The reason is structural. The existing virtual MAT providers optimize for prescription access. The prescription is a single touchpoint in a treatment arc that spans months, and the rest of the arc goes unmanaged. Continuum is built for the open problem — with the management fee at risk against 90-day retention.
Identify. Treat. Retain.
Continuum is designed to manage the episode, not just the prescription. Every member gets a named clinical navigator from intake through 14-month maintenance. Four mechanisms carry it.
Named navigator continuity
The same navigator coordinates induction through 14-month follow-up. One person, one record, one continuous relationship. Not a call center. Not a rotation.
Structured virtual IOP
9 hours per week of evidence-based programming — CBT, motivational interviewing, relapse prevention, psychoeducation. The clinical program that lives between prescriptions.
Buprenorphine via permanent telehealth
The DEA/HHS final rule made telemedicine buprenorphine permanent, effective 12/31/2025.3 Audio-video or audio-only. No in-person at initiation; in-person within six months, coordinated by your navigator.

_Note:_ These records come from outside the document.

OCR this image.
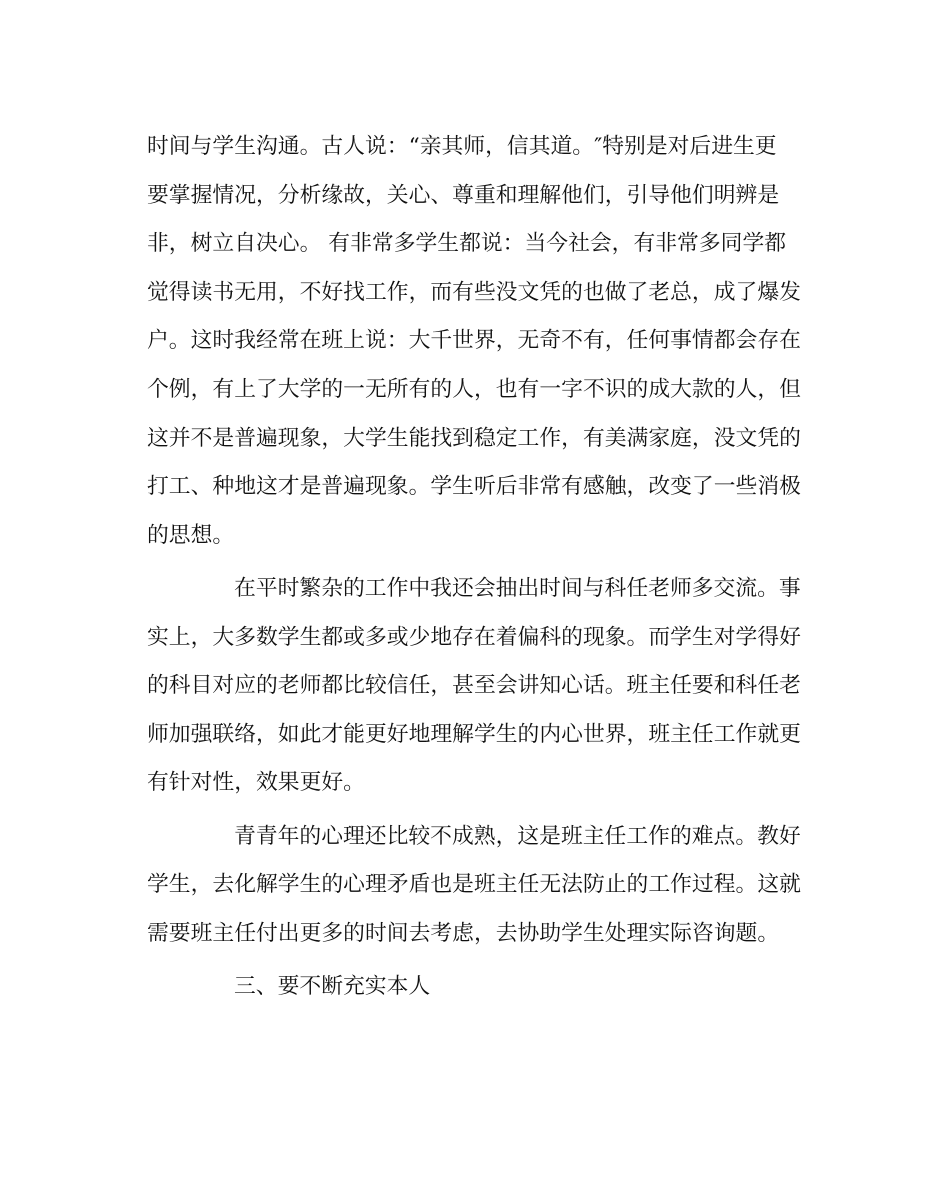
时间与学生沟通。古人说：“亲其师，信其道。″特别是对后进生更
要掌握情况，分析缘故，关心、尊重和理解他们，引导他们明辨是
非，树立自决心。 有非常多学生都说：当今社会，有非常多同学都
觉得读书无用，不好找工作，而有些没文凭的也做了老总，成了爆发
户。这时我经常在班上说：大千世界，无奇不有，任何事情都会存在
个例，有上了大学的一无所有的人，也有一字不识的成大款的人，但
这并不是普遍现象，大学生能找到稳定工作，有美满家庭，没文凭的
打工、种地这才是普遍现象。学生听后非常有感触，改变了一些消极
的思想。
在平时繁杂的工作中我还会抽出时间与科任老师多交流。事
实上，大多数学生都或多或少地存在着偏科的现象。而学生对学得好
的科目对应的老师都比较信任，甚至会讲知心话。班主任要和科任老
师加强联络，如此才能更好地理解学生的内心世界，班主任工作就更
有针对性，效果更好。
青青年的心理还比较不成熟，这是班主任工作的难点。教好
学生，去化解学生的心理矛盾也是班主任无法防止的工作过程。这就
需要班主任付出更多的时间去考虑，去协助学生处理实际咨询题。
三、要不断充实本人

Measured outcomes, reported to you
AUDIT-C, DAST-10, PHQ-9, and GAD-7 at intake, discharge, and 90 days. Retention metrics. Completion rates. Quarterly aggregate reporting to your benefits team.
One continuous thread. Five phases.
What you do. What you get.
Almost nothing. Identify Continuum as a benefit option in your SUD communications. Provide a warm referral pathway from your EAP or care management team. That is the full implementation — no tech integration, no carrier changes, no minimum volume.
Quarterly aggregate retention and outcome reports. Navigator accountability metrics. Completion rates by episode phase. Performance-guarantee tracking. A clinical program you can point to at renewal — proof you are governing the SUD population, not just covering the prescription.
Two views make this concrete. The navigator workspace is where one named navigator runs a caseload — episode timelines, scheduled tasks, alerts that escalate when a session is missed, and clinical notes tracking COWS, UDS, and PHQ-9 over time. The quarterly employer report is what lands on the buyer's desk at renewal — referred, inducted, and retained counts, retention against target, aggregate outcome scores, and an equity check across subgroups.
Paid against retention, not prescriptions.
The fee is at risk against a single, auditable trigger: 90-day retention. The target is 65%, against a 48.4% national baseline.1 The gap between those two numbers is the value Continuum is built to capture.
If retention falls below threshold, we credit the fee.
Enhanced fee-for-service with a capped performance guarantee. One trigger, one metric: retention. Bounded, auditable, not open-ended — and we publish the result either way.
90 days. Measured. Fee at risk.
Kentucky launch, expanding to Ohio. Designed to prove the model on a defined population before scaling.